Despite what Oceana and other environmental groups claim, the reality is that sardine harvest control rule is very precautionary — perhaps the best example of ecosystem-based management in the world. Sardine harvest policy allocates more than 75 percent of the biomass for forage needs, as it has since the fishery returned in the 1980s.
The lack of flexibility in management policies to adapt to the reality observed in the ocean, especially during assessment “update” years, is a recipe for disaster — and the impact is already being felt by California’s historic wetfish industry. This industry normally produces 80 percent or more of the volume of seafood landed commercially statewide, representing as much as 40 percent of total dockside value. Closure has serious repercussions for California’s fishing economy.
As the subpanel noted to the council, “Adaptive management should work both ways. The council’s current policies make it easy to reduce fishing opportunity, but not to increase it. There is no parallel policy allowing for new data to be incorporated into assessments in update years — or for a fishery to be reopened — until the next full assessment. The current policy has the real socio-economic effect of curtailing fisheries, and by extension harms the industry and dependent coastal communities. Requiring fishermen and industry to tie up the boats and close the processors’ doors for two or three years, or longer, does not achieve Optimum Yield.”

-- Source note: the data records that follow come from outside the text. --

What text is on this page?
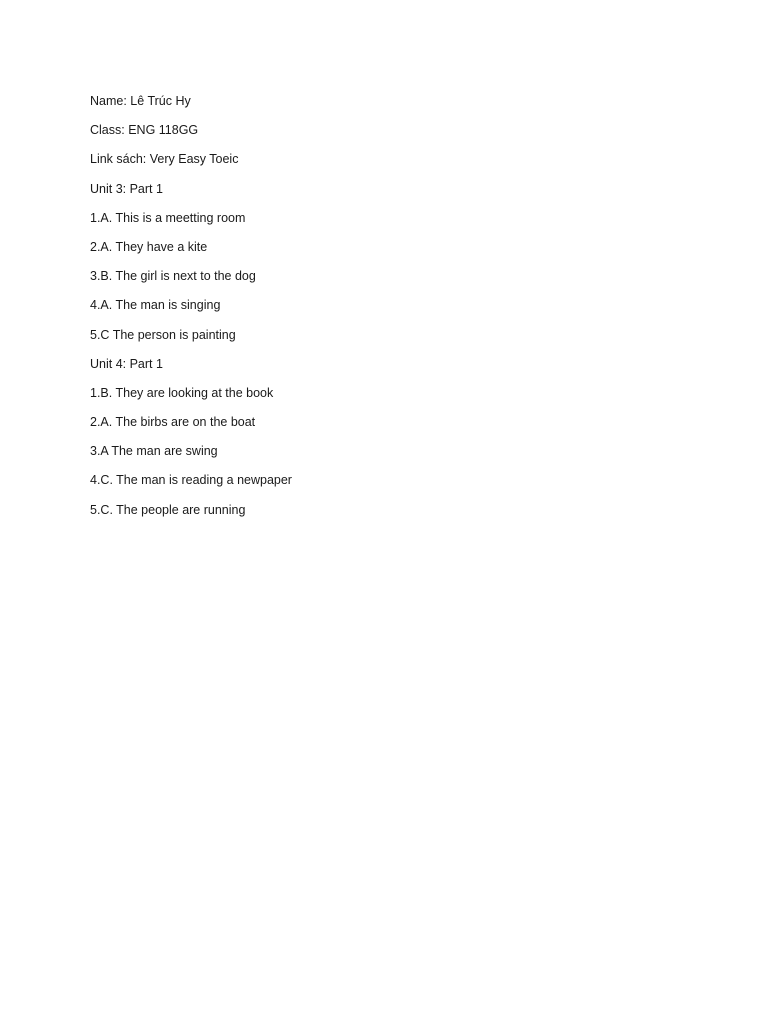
Name: Lê Trúc Hy
Class: ENG 118GG
Link sách: Very Easy Toeic
Unit 3: Part 1
1.A. This is a meetting room
2.A. They have a kite
3.B. The girl is next to the dog
4.A. The man is singing
5.C The person is painting
Unit 4: Part 1
1.B. They are looking at the book
2.A. The birbs are on the boat
3.A The man are swing
4.C. The man is reading a newpaper
5.C. The people are running
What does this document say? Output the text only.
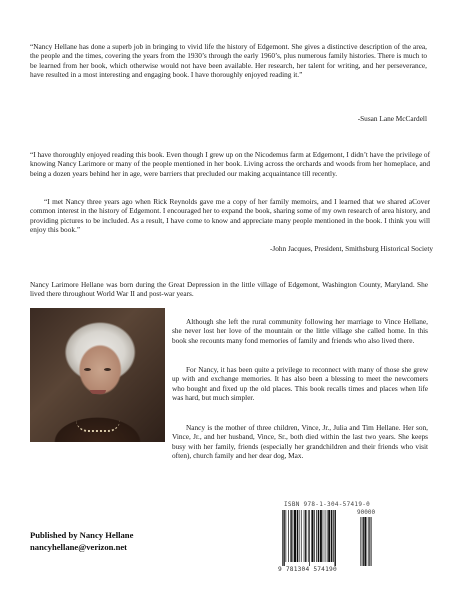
“Nancy Hellane has done a superb job in bringing to vivid life the history of Edgemont. She gives a distinctive description of the area, the people and the times, covering the years from the 1930’s through the early 1960’s, plus numerous family histories. There is much to be learned from her book, which otherwise would not have been available. Her research, her talent for writing, and her perseverance, have resulted in a most interesting and engaging book. I have thoroughly enjoyed reading it.”
-Susan Lane McCardell
“I have thoroughly enjoyed reading this book. Even though I grew up on the Nicodemus farm at Edgemont, I didn’t have the privilege of knowing Nancy Larimore or many of the people mentioned in her book. Living across the orchards and woods from her homeplace, and being a dozen years behind her in age, were barriers that precluded our making acquaintance till recently.
“I met Nancy three years ago when Rick Reynolds gave me a copy of her family memoirs, and I learned that we shared aCover common interest in the history of Edgemont. I encouraged her to expand the book, sharing some of my own research of area history, and providing pictures to be included. As a result, I have come to know and appreciate many people mentioned in the book. I think you will enjoy this book.”
-John Jacques, President, Smithsburg Historical Society
Nancy Larimore Hellane was born during the Great Depression in the little village of Edgemont, Washington County, Maryland. She lived there throughout World War II and post-war years.
Although she left the rural community following her marriage to Vince Hellane, she never lost her love of the mountain or the little village she called home. In this book she recounts many fond memories of family and friends who also lived there.
For Nancy, it has been quite a privilege to reconnect with many of those she grew up with and exchange memories. It has also been a blessing to meet the newcomers who bought and fixed up the old places. This book recalls times and places when life was hard, but much simpler.
Nancy is the mother of three children, Vince, Jr., Julia and Tim Hellane. Her son, Vince, Jr., and her husband, Vince, Sr., both died within the last two years. She keeps busy with her family, friends (especially her grandchildren and their friends who visit often), church family and her dear dog, Max.
Published by Nancy Hellane
nancyhellane@verizon.net
ISBN 978-1-304-57419-0
90000
9 781304 574190
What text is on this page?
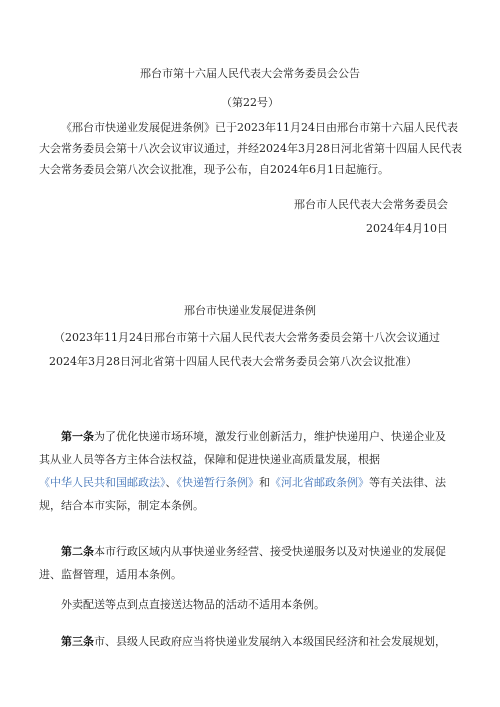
邢台市第十六届人民代表大会常务委员会公告
（第22号）
《邢台市快递业发展促进条例》已于2023年11月24日由邢台市第十六届人民代表
大会常务委员会第十八次会议审议通过，并经2024年3月28日河北省第十四届人民代表
大会常务委员会第八次会议批准，现予公布，自2024年6月1日起施行。
邢台市人民代表大会常务委员会
2024年4月10日
邢台市快递业发展促进条例
（2023年11月24日邢台市第十六届人民代表大会常务委员会第十八次会议通过
2024年3月28日河北省第十四届人民代表大会常务委员会第八次会议批准）
第一条为了优化快递市场环境，激发行业创新活力，维护快递用户、快递企业及
其从业人员等各方主体合法权益，保障和促进快递业高质量发展，根据
《中华人民共和国邮政法》、《快递暂行条例》和《河北省邮政条例》等有关法律、法
规，结合本市实际，制定本条例。
第二条本市行政区域内从事快递业务经营、接受快递服务以及对快递业的发展促
进、监督管理，适用本条例。
外卖配送等点到点直接送达物品的活动不适用本条例。
第三条市、县级人民政府应当将快递业发展纳入本级国民经济和社会发展规划，
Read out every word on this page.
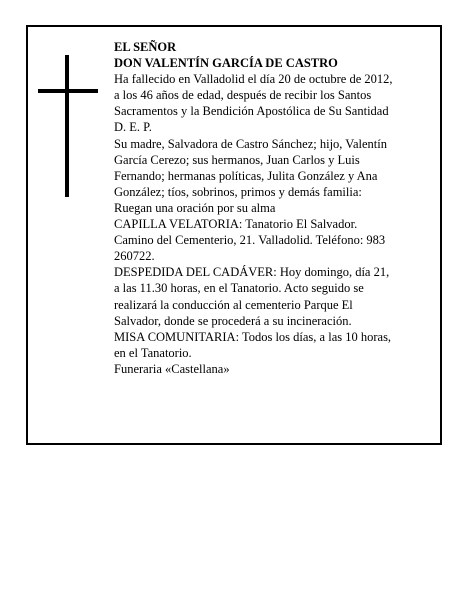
EL SEÑOR
DON VALENTÍN GARCÍA DE CASTRO
Ha fallecido en Valladolid el día 20 de octubre de 2012,
a los 46 años de edad, después de recibir los Santos
Sacramentos y la Bendición Apostólica de Su Santidad
D. E. P.
Su madre, Salvadora de Castro Sánchez; hijo, Valentín
García Cerezo; sus hermanos, Juan Carlos y Luis
Fernando; hermanas políticas, Julita González y Ana
González; tíos, sobrinos, primos y demás familia:
Ruegan una oración por su alma
CAPILLA VELATORIA: Tanatorio El Salvador.
Camino del Cementerio, 21. Valladolid. Teléfono: 983
260722.
DESPEDIDA DEL CADÁVER: Hoy domingo, día 21,
a las 11.30 horas, en el Tanatorio. Acto seguido se
realizará la conducción al cementerio Parque El
Salvador, donde se procederá a su incineración.
MISA COMUNITARIA: Todos los días, a las 10 horas,
en el Tanatorio.
Funeraria «Castellana»
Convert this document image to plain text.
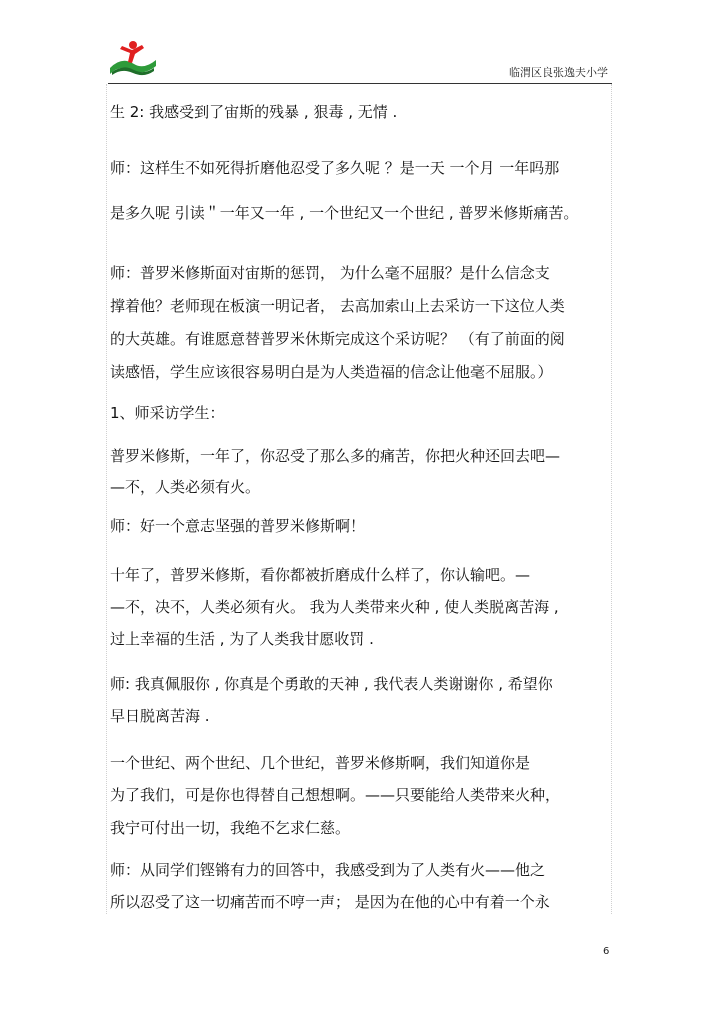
临渭区良张逸夫小学
生 2: 我感受到了宙斯的残暴 , 狠毒 , 无情 .
师：这样生不如死得折磨他忍受了多久呢 ？是一天 一个月 一年吗那
是多久呢 引读＂一年又一年 , 一个世纪又一个世纪 , 普罗米修斯痛苦。
师：普罗米修斯面对宙斯的惩罚， 为什么毫不屈服？是什么信念支
撑着他？老师现在板演一明记者， 去高加索山上去采访一下这位人类
的大英雄。有谁愿意替普罗米休斯完成这个采访呢？ （有了前面的阅
读感悟，学生应该很容易明白是为人类造福的信念让他毫不屈服。）
1、师采访学生：
普罗米修斯，一年了，你忍受了那么多的痛苦，你把火种还回去吧—
—不，人类必须有火。
师：好一个意志坚强的普罗米修斯啊！
十年了，普罗米修斯，看你都被折磨成什么样了，你认输吧。—
—不，决不，人类必须有火。 我为人类带来火种 , 使人类脱离苦海 ,
过上幸福的生活 , 为了人类我甘愿收罚 .
师: 我真佩服你 , 你真是个勇敢的天神 , 我代表人类谢谢你 , 希望你
早日脱离苦海 .
一个世纪、两个世纪、几个世纪，普罗米修斯啊，我们知道你是
为了我们，可是你也得替自己想想啊。——只要能给人类带来火种，
我宁可付出一切，我绝不乞求仁慈。
师：从同学们铿锵有力的回答中，我感受到为了人类有火——他之
所以忍受了这一切痛苦而不哼一声； 是因为在他的心中有着一个永
6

Thankfully, the council did provide a potential lifeline for fisheries to continue by approving a small allowance for sardines caught incidentally in other fisheries. That’s because sardines tend to school with mackerel, anchovy and squid, and fishermen need a reasonable number of sardine caught incidentally to continue to pursue their livelihoods.
The sardine fishery will undergo full assessment in 2017 when all evidence and model assumptions will be reviewed and potentially changed. Hopefully the council will also adopt more real-time management policies in its quest to achieve the best available science. It’s in the best interest of both fish and fishermen.